X-rays Reveal Temperament of Possible Planet-Hosting Stars
A new X-ray study has revealed that stars like the Sun and their less massive cousins calm down surprisingly quickly after a turbulent youth. This result has positive implications for the long-term habitability of planets orbiting such stars.
A team of researchers used data from NASA’s Chandra X-ray Observatory and ESA’s XMM-Newton to see how the X-ray brightness of stars similar to the Sun behaves over time. The X-ray emission from a star comes from a thin, hot, outer layer, called the corona. From studies of solar X-ray emission, astronomers have determined that the corona is heated by processes related to the interplay of turbulent motions and magnetic fields in the outer layers of a star.
High levels of magnetic activity can produce bright X-rays and ultraviolet light from stellar flares. Strong magnetic activity can also generate powerful eruptions of material from the star’s surface. Such energetic radiation and eruptions can impact planets and could damage or destroy their atmospheres, as pointed out in previous studies, including Chandra work reported in 2011 and 2013.
Since stellar X-rays mirror magnetic activity, X-ray observations can tell astronomers about the high-energy environment around the star. The new study uses X-ray data from Chandra and XMM-Newton to show that stars like the Sun and their less massive cousins decrease in X-ray brightness surprisingly quickly.
Specifically, the researchers examined 24 stars that have masses similar to the Sun or less, and ages of a billion years or older. (For context, the Sun is 4.5 billion years old.) The rapid observed decline in X-ray brightness implies a rapid decline in energetic activity, which may provide a hospitable environment for the formation and evolution of life on any orbiting planets.
“This is good news for the future habitability of planets orbiting Sun-like stars, because the amount of harmful X-rays and ultraviolet radiation striking these worlds from stellar flares would be less than we used to think,” said Rachel Booth, a graduate student at Queen’s University in Belfast, UK, who led the study.
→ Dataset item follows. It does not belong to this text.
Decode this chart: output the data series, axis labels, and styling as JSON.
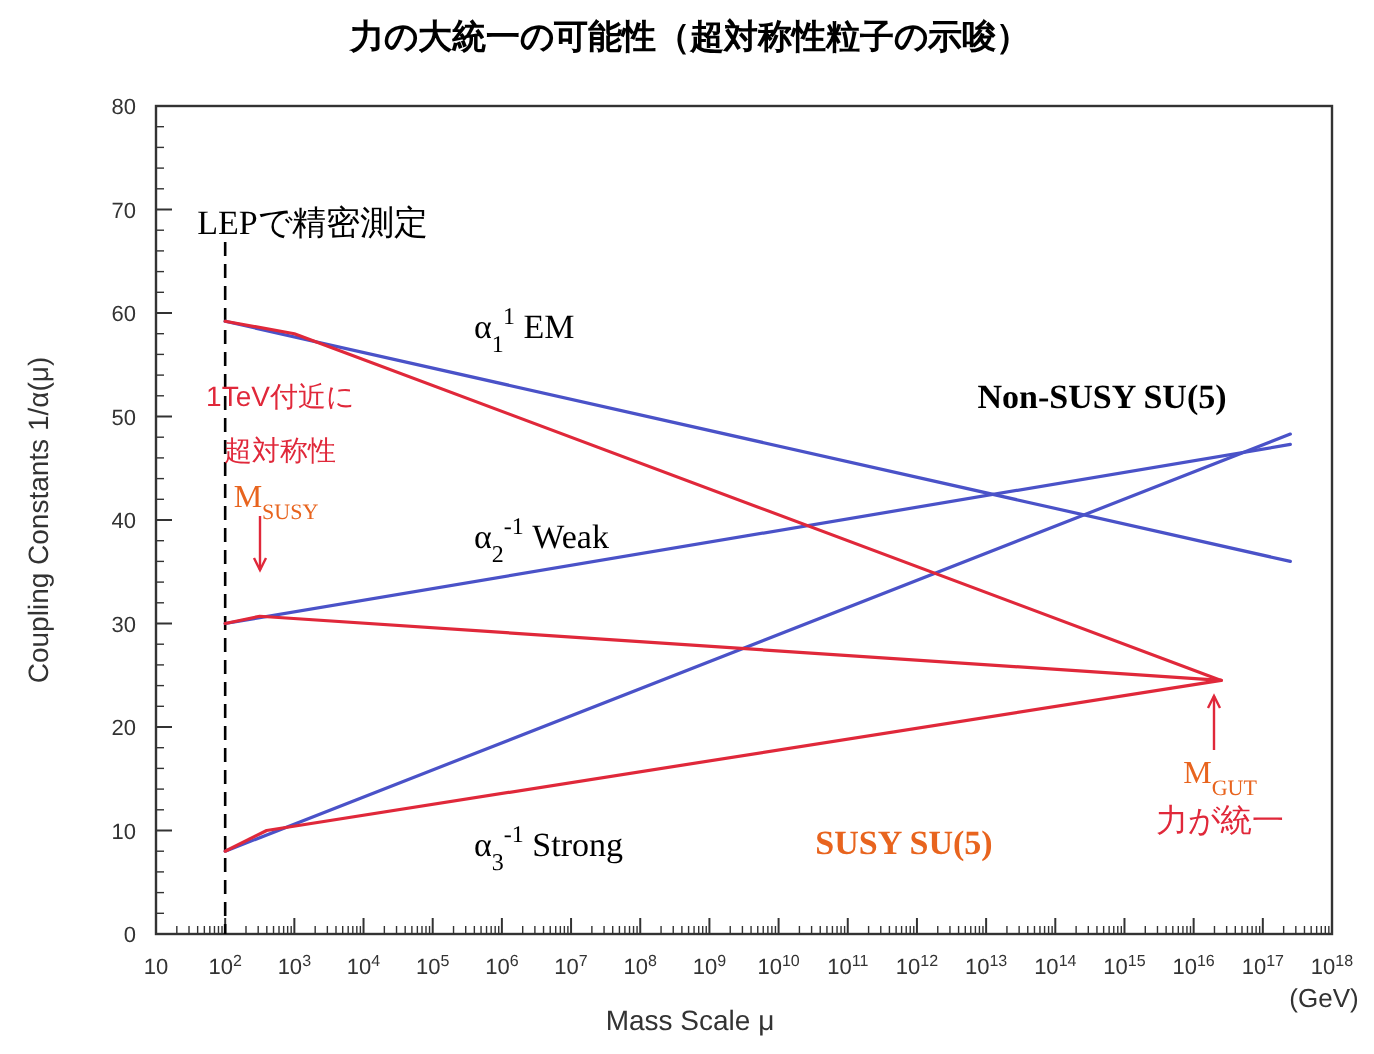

This result is different from other recent work on Sun-like and lower mass stars with ages less than a billion years. The new work shows that older stars drop in activity far more quickly than their younger counterparts.
“We’ve heard a lot about the volatility of stars less massive than the Sun, like TRAPPIST-1 and Proxima Centauri, and how that’s bad for life-supporting atmospheres on their planets,” said Katja Poppenhaeger, a co-author from Queen’s University and the Harvard-Smithsonian Center for Astrophysics (CfA) in Cambridge, Mass. “It’s refreshing to have some good news to share about potential habitability.”
To understand how quickly stellar magnetic activity level changes over time, astronomers need accurate ages for many different stars. This is a difficult task, but new precise age estimates have recently become available from studies of the way that a star pulsates using NASA’s Kepler and ESA’s CoRoT missions. These new age estimates were used for most of the 24 stars studied here.
Astronomers have observed that most stars are very magnetically active when they are young, since the stars are rapidly rotating. As the rotating star loses energy over time, the star spins more slowly and the magnetic activity level, along with the associated X-ray emission, drops.
“We’re not exactly sure why older stars settle down relatively quickly,” said co-author Chris Watson of Queen’s University. “However, we know it’s led to the successful formation of life in at least one case – around our own Sun.”
One possibility is that the decrease in rate of spin of the older stars occurs more quickly than it does for the younger stars. Another possibility is that the X-ray brightness declines more quickly with time for older, more slowly rotating stars than it does for younger stars.
A paper describing these results has been accepted for publication in the Monthly Notices of the Royal Astronomical Society, and is available online. The other co-authors are Victor Silva Aguirre from Aarhus University in Denmark and Scott Wolk from CfA.